In the teeth of a survey conducted by the Pew Hispanic Center that showed that only 7 percent of Hispanics thought there were "too few" Hispanic immigrants, much of the media continues to promulgate the myth that politicians need to lure even more illegal immigrants with promises or amnesty - presumably on the premise that, unlike Cesar Chavez, African Americans and poverty-stricken Hispanics are ignorant of the effect of cheap foreign labor on wages. They are not, and politicians such as President George W. Bush won precious few votes by claiming to believe it.
When a National Academy of Sciences study showed that illegal immigrants without a high school degree cost Americans $100,000.00 more in social services and education than they contributed in labor, the study was ignored by the amnesty lobby.
The Reagan/Bush amnesty agenda has failed and caused untold misery amidst economic catastrophe for minorities and the poor. It turned the most basic human notions of fairness and decency on its head - rewarding those who commit illegal entry, felony forgery of government issued documents such as social security cards, and failure to pay taxes, while punishing those who patiently wait years for legal entry, endure extensive background checks, health examinations, and high fees.
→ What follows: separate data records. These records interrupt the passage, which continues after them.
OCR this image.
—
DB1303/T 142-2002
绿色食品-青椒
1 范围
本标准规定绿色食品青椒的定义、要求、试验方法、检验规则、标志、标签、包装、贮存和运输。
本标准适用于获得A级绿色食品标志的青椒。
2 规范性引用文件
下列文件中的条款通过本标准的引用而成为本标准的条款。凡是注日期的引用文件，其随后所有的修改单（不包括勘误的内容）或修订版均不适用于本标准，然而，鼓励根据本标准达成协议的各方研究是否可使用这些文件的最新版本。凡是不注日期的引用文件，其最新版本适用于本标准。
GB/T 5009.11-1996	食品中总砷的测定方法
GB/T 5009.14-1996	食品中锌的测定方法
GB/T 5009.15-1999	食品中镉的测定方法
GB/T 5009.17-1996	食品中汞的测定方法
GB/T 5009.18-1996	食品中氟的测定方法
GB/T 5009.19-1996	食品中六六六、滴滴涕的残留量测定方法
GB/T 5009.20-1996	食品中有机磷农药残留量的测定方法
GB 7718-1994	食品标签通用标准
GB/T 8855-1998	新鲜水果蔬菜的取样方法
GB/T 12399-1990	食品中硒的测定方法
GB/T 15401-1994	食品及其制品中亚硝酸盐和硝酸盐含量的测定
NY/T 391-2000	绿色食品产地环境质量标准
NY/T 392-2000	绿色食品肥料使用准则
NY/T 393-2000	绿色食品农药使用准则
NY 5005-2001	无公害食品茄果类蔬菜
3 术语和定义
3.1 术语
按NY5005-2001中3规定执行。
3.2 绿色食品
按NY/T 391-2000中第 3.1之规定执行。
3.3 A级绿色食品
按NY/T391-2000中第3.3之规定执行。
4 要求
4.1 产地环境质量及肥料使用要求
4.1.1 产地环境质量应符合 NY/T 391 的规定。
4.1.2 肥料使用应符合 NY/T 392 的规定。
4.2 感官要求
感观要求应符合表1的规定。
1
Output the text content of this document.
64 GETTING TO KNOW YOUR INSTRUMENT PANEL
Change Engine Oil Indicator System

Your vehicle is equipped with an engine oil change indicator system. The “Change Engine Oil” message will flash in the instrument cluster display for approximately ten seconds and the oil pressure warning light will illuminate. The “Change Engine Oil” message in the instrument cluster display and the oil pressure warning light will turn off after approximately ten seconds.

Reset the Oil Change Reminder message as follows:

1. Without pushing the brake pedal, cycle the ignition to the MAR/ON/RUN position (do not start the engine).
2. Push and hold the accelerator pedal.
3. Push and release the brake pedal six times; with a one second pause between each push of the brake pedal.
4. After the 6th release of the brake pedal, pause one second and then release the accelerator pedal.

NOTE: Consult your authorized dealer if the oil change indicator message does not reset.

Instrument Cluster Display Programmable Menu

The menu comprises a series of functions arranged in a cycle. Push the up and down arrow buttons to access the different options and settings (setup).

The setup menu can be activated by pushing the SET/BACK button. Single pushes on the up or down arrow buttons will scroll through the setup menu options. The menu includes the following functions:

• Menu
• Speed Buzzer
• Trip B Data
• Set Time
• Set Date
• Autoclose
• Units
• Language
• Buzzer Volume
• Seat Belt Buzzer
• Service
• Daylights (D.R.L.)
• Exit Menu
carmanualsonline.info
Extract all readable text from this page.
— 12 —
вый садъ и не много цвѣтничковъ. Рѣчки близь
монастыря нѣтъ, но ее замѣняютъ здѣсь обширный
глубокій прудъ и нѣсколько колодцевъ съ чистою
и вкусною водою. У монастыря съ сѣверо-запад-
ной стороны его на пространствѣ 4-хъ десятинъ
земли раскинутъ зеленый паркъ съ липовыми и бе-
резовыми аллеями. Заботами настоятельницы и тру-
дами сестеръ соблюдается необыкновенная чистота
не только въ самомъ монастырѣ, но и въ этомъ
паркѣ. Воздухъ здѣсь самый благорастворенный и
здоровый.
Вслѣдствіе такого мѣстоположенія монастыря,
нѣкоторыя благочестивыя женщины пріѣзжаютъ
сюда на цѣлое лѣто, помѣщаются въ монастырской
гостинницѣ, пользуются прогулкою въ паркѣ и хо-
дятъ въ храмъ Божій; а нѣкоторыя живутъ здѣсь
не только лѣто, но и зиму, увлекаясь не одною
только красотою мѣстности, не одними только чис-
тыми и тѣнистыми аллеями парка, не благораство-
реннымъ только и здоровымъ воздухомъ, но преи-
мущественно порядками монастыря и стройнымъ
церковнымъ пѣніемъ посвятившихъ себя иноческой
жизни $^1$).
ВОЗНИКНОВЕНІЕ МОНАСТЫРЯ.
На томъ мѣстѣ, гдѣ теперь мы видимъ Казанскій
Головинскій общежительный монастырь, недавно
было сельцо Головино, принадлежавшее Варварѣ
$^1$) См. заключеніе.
The health aspect of illegal immigration has by itself alarmed public health officials who are seeing the dramatic rise of diseases such as drug-resistant tuberculosis among immigrants who enter without health inspections.
Those who advocate streamlined procedures for legal immigration rather than spending billions to accommodate illegal entrants are marginalized and denigrated, while those who resist e-verify and border security, and deliberately confuse legal immigration issues with illegal immigration issues, are rewarded with media accolades for their "humanity".
Meanwhile, countries whose governments are faced with an expanding population that their economies are unable to support find it is the course of least resistance to encourage its excess population to migrate north rather than take on internal reforms or to provide women with basic rights and access to contraception. (If human-exporting countries were at least asked to reimburse the U.S. for the social costs of such a policy, they might be less enthusiastic about exporting the people they can't support in their own country).
In short, the amnesty lobby that continues to lure little children to risk their lives in the desert with false promises and hope, has lost the moral high ground, and are unlikely to regain it if they persist in following the failed Reagan/Bush agenda.